What is supposed to happen on the 07 Elantra SE when the lock button is
pressed twice on the remote key fob? The doors do lock, but there's neither
a "chirp" (which the quick guide says there should be) nor do the hazard
lights flash (which the owners manual says should happen). It's a bit
frustrating when you get told two different things, and neither happens.
The hazards do flash twice when the unlock button is pressed, it's the lock
button that's messed up. I'm going to bring it back to the dealer next
Saturday, but I want to know what I should expect. Thanks.
I have a 2003 Elantra GLS and when I lock it using the remote the
parking/hazard lights flash once, but there is no sound. If you lock the
car with the remote and then unlock it with the key it should set off the
alarm - you could try that to see if the alarm is being set. In any case
you should be a getting a flash from the hazard lights as a visual
confirmation - sounds like you need some "warranty service". Hope this
I just tried to set off the alarm by opening the door with the key, and
nothing happened, so it does sound as if the alarm isn't setting. Looks
like the car is going in on Monday morning. What a disappointment -- the
car will be in the shop before my check has even cleared. I'll be
mentioning that to the salesman and reminding him that I haven't done his
Opening the car with a key should not set off an alarm. That would be dumb.
Leave a window open, then reach in and open the door with no key and see if
that sets the alarm off.
As for evaluating the salesman, did he build the car? I don't understand
the relationship between how he handled the sale and a possible error made
at the factory.
I'm upset at the salesman because he told me that the car had been fully
inspected just before I signed the papers. I even test-drove it before
signing, since it was not the car I had test-driven before, but I did not
turn the car off and lock it because the guy was standing right there to
take it to be washed (as I said before, the disarming double-flash is
working, which I saw at the dealership when I opened the doors to test-drive
it). Maybe it was my mistake not to check that alarm armed properly, but I
still think that the dealership should deliver a car in a fully-operable
condition. I have spoken to the salesman and he said he would talk to his
general manager about how to compensate me. So, let's see what they say on
How they will compensate you? Geeze - that's too much. For cripe's sake,
it's a user option. Just make it work the way you want and quit making so
much out of such a little thing. I can't wait to hear you cry the day you
get a flat tire.
I'm going to have to take the morning off from work to drive to the
dealership, wait for them to fix it, then drive home to drop the car off
since I don't have a parking space at work and THEN go to work. In rush
hour traffic, the drive to the dealership will take me a minimum of 40
minutes each way. Whether it was the fault of the salesman or the shop that
prepped the car incorrectly, the dealer should compensate me for my time and
the inconvenience. Whatever happened to customer satisfaction?

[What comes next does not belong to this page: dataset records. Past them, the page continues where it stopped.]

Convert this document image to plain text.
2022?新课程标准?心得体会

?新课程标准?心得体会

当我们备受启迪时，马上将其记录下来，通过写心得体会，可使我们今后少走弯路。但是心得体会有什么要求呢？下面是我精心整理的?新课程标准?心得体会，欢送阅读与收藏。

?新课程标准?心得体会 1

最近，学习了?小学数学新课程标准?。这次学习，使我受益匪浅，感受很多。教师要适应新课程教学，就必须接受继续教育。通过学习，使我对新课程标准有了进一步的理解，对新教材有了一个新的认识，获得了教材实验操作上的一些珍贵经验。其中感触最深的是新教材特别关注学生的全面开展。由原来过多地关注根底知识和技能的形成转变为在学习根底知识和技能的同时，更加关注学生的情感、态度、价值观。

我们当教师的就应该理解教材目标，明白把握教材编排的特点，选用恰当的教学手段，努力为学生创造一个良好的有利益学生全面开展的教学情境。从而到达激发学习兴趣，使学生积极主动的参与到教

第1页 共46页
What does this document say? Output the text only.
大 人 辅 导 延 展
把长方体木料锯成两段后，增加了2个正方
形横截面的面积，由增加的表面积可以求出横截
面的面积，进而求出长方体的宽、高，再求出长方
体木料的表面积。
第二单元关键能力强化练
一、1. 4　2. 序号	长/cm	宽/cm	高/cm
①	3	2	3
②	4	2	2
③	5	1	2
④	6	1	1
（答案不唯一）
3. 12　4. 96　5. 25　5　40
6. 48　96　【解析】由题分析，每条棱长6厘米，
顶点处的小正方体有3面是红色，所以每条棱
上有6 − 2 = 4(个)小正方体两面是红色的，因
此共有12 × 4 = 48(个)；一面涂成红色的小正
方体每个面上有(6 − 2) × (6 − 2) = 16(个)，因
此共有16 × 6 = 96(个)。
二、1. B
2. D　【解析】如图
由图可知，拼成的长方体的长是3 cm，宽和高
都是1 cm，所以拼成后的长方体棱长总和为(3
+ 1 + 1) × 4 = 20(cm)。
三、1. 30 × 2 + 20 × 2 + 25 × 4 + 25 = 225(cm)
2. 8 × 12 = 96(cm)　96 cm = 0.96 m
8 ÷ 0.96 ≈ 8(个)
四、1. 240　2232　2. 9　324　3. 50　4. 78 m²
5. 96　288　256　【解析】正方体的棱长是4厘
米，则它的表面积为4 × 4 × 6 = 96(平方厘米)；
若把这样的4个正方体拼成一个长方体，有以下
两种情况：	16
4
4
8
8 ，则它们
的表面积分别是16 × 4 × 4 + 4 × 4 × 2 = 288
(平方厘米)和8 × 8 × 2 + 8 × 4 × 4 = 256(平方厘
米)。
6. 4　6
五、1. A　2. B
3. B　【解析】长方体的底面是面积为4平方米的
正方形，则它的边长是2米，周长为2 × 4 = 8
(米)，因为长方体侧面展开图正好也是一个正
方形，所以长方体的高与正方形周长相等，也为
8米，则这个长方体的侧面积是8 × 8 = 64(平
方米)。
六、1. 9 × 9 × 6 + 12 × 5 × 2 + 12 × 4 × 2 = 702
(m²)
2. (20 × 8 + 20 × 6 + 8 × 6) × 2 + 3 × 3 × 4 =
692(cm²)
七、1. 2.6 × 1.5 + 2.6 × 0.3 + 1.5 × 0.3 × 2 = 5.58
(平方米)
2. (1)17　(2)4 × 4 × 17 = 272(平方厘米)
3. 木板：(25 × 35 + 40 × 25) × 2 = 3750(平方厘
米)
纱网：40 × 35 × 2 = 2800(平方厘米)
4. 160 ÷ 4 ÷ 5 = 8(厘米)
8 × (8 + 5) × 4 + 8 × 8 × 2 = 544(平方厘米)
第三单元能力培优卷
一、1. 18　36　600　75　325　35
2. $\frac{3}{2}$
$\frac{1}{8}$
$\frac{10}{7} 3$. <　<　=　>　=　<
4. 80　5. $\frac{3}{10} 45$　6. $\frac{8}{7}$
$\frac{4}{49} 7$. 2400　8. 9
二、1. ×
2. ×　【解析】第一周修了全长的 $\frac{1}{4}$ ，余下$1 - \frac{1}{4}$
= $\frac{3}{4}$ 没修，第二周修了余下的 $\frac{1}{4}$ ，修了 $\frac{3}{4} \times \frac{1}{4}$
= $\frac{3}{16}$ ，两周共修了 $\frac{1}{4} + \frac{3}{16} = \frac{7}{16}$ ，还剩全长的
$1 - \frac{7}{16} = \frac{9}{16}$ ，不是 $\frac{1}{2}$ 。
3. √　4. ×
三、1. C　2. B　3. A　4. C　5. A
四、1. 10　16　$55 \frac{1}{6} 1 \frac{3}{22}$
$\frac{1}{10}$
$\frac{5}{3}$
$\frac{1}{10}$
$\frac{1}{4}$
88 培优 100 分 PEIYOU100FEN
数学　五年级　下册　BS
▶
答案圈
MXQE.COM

Customer satisfaction died when customers became so demanding about what
they are "owed", and found ways to make everything a dramatic impact on
their lives. I suppose you could call the dealer's service department and
let them tell you what to do, or probably a few other ideas that wouldn't
present such a hardship on your life but those would not satisfy your sense
that the dealer owes you something. Best of luck. I suspect nothing this
dealer does is going to be satisfactory to you and before this is over you
will be telling us that Hyundai corporation owes you something.
Actually, you don't HAVE to do it that way, you CHOSE to do so.
The alarm chirp is not a critical part of the operations of the vehicle. It
can be fixed at any time you choose while still under warranty. You can
schedule it for a holiday from work and plan a shopping trip or lunch around
it. Or whatever you'd rather do. Your choice, your decision.
I've never read a warranty that will compensate you for your time. Most
specifically state they will not. I'd wait until there was some other
reason to go back to the dealer, but that is me, you can make your own
Locking doors is silly anyway. It invites damage when the would be thief
breaks windows and pries things open. The real pro is going to get your car
no matter what you do.
I cannot imagine what you'd do if you bought a car back in the 1950's. It
was common to have a list of 10 to 15 items for the dealer to correct.
Fortunately, they don't build 'em the way they used to.
Most cars are tested. They are tested and checked out by the prep crew, not
the salesman. They have a check sheet and assured him it was in perfect
condition. I don't know of a car salesman that has ever done more than open
the door and let you in. That is his job. Dealer prep is done in the
FWIW, my Sonata does not make any noise when the alarm is set either. I
If it was not so late, I'd go try my car to see if it works that way. Sure
seems dumb to me. What happens if the batter in the key fob dies? Or
hundreds of other possible reasons to open the door with the key?
I'll give mine a try in the morning.
I double-checked this morning and confirmed that the alarm does indeed sound
when I open the door after locking with the remote and then unlocking with
the key. I agree that it doesn't make sense, but since other posters
observe the same behavior on their Elantra's it seems to be either a design
choice or a widespread bug.
Thinking about it, as a security setup it may make a little sense. If
someone gets a key made or otherwise pops the lock, the alarm is still
active. I don't know if that is better than the present setup. In my case,
I don't recall using the key to enter the door or the truck on either of my
cars since I've owned ones with keyless entry, about 10 years.
A missing contact pad under the hood was the problem; they replaced it this
morning. The dealership was very nice and special-ordered a set of floor
mats for me to make up for the inconvenience. Well done for them.